Azas hukum itu berbunyi, “selain apa yang telah ditentukan dalam Pasal 2 dan 3 dalam Agrarische Wet, maka tetap dipertahankan azas bahwa semua tanah yang tidak dapat dibuktikan menjadi eigondom (hak milik) orang lain, adalah tanah negara (algemene domeinverklaring), Domain Verklaring memiliki dua fungsi. Pertama, sebagai landasan hukum bagi pemerintah kolonial untuk dapat memberikan tanah dengan hak-hak barat seperti yang diatur dalam KUHPerdata, misalnya hak eigendom, hak erfpacht, hak postal, dan sebagainya.
Kedua, untuk keperluan pembuktian kepemilikan, yakni apabila negara berperkara, maka negara lain tidak perlu membuktikan hak eigendomnya atas tanah, tetapi pihak lainlah yang wajib membuktikan haknya.
Jika dilihat secara lebih jelas sejarahnya pada tahun 1926, hak sewa dialihkan kepada Apostolishe Vicariaat Van de Kleine Soenda Hilanden, dengan jual beli seharga F22,500, di sini tidak ada catatan yang menjelaskan Hak Sewa Kolonial Belanda berubah menjadi hak erfpacht. Namun, akibat kemerdekaan Indonesia pada tahun 1945 dan lahirnya UU PA Nomor 5 Tahun 1960, maka hak-hak atas tanah kolonial dinasionalisaikan menjadi hak atas tanah menurut hukum Indonesia, sehingga hak sewa/hak erfpacht berubah menjadi hak guna usaha (HGU).
HGU diberikan, dan paling akhir diperpanjang berdasarkan Keputusan Kepala Badan Pertanahan Nasional Nomor 4/HGU/89, tanggal 5 Januari 1989, di mana PT Diag diberikan HGU dalam jangka waktu 25 tahun, dan telah berakhir pada tanggal 31 Desember 2013.

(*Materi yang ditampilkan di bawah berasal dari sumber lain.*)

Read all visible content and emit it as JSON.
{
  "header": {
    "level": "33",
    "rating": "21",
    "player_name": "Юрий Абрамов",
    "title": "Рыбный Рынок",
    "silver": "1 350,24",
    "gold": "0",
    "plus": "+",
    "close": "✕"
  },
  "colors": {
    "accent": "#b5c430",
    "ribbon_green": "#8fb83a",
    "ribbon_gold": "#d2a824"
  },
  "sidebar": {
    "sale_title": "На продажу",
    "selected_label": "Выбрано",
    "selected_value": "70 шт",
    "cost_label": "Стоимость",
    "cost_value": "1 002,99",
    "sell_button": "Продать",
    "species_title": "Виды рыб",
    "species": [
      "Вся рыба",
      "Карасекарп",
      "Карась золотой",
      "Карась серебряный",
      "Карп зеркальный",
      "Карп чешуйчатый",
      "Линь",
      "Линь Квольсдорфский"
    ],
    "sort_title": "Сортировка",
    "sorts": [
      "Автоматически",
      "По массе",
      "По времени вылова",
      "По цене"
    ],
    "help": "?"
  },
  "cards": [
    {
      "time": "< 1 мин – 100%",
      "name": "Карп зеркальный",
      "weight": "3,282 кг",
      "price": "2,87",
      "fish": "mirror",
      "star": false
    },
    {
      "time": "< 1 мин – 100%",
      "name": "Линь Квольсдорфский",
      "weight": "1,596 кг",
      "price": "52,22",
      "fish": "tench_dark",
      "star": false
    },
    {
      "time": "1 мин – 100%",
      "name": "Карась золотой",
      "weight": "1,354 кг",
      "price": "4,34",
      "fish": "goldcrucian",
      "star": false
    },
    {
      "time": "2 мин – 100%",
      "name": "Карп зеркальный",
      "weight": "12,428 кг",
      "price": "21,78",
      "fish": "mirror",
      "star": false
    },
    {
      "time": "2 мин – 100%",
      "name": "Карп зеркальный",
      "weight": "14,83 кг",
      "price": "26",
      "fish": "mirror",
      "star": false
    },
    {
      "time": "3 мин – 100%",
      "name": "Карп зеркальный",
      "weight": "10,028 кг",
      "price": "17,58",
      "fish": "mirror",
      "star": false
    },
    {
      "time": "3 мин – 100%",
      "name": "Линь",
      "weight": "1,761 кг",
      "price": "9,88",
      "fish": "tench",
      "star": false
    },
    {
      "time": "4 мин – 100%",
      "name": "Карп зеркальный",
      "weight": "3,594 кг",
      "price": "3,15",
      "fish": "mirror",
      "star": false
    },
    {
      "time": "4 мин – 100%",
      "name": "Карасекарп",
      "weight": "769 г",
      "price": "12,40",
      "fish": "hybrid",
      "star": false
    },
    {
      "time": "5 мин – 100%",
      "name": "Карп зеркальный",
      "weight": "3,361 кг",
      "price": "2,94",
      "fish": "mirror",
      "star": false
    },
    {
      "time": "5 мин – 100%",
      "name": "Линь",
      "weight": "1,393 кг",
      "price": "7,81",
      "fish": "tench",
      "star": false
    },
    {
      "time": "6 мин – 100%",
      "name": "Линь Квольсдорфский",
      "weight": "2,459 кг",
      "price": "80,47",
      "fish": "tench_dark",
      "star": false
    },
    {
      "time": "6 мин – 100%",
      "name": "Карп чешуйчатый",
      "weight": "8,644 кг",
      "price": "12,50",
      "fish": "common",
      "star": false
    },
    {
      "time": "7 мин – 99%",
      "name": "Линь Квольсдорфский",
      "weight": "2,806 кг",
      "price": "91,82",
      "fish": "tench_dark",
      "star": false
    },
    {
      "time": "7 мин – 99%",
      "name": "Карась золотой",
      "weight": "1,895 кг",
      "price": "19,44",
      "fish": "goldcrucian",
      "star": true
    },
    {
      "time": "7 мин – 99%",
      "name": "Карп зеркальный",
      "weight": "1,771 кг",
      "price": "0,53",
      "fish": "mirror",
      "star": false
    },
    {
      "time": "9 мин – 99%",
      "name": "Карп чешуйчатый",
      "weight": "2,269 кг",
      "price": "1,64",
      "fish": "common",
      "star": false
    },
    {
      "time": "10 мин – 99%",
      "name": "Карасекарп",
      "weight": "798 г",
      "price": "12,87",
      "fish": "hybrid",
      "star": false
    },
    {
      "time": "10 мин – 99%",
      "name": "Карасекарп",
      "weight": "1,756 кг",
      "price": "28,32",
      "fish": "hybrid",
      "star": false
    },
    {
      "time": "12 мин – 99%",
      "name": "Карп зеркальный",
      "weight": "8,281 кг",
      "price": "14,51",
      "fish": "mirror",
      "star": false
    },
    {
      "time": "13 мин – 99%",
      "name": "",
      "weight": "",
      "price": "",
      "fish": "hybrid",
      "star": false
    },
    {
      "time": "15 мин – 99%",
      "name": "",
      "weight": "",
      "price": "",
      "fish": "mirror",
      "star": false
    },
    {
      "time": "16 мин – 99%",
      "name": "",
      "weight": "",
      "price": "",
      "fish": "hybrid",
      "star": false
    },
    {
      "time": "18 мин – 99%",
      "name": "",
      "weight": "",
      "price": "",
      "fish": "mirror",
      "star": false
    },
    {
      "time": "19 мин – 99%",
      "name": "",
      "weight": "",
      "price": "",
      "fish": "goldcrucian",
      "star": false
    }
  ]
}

Setelah berakhirnya masa berlaku HGU PT Diag, maka menurut PP Nomor 40 Tahun 1996 dan Permen ATR Nomor 7 Tahun 2017, tanahnya berubah menjadi tanah negara di bawah penguasaan Kementerian ATR/BPN.
Jika dlihat secara utuh mengenai sejarah penguasaan tanah, harusnya pemerintah tidak serta merta mengalihkan tanah eks HGU tersebut ke pihak PT. Krisrama, harusnya mengutamakan kepentingan masyarakat adat suku Soge dan suku Goban, karena masyarakat adat memiliki bukti-bukti hak adat di atas tanah negara tersebut, seperti cerita sejarah penguasaan secara turun-temurun, cerita sejarah perlawanan, tanda batas wilayah, situs budaya, dan tempat-tempat yang dikeramatkan di atas tanah tersebut.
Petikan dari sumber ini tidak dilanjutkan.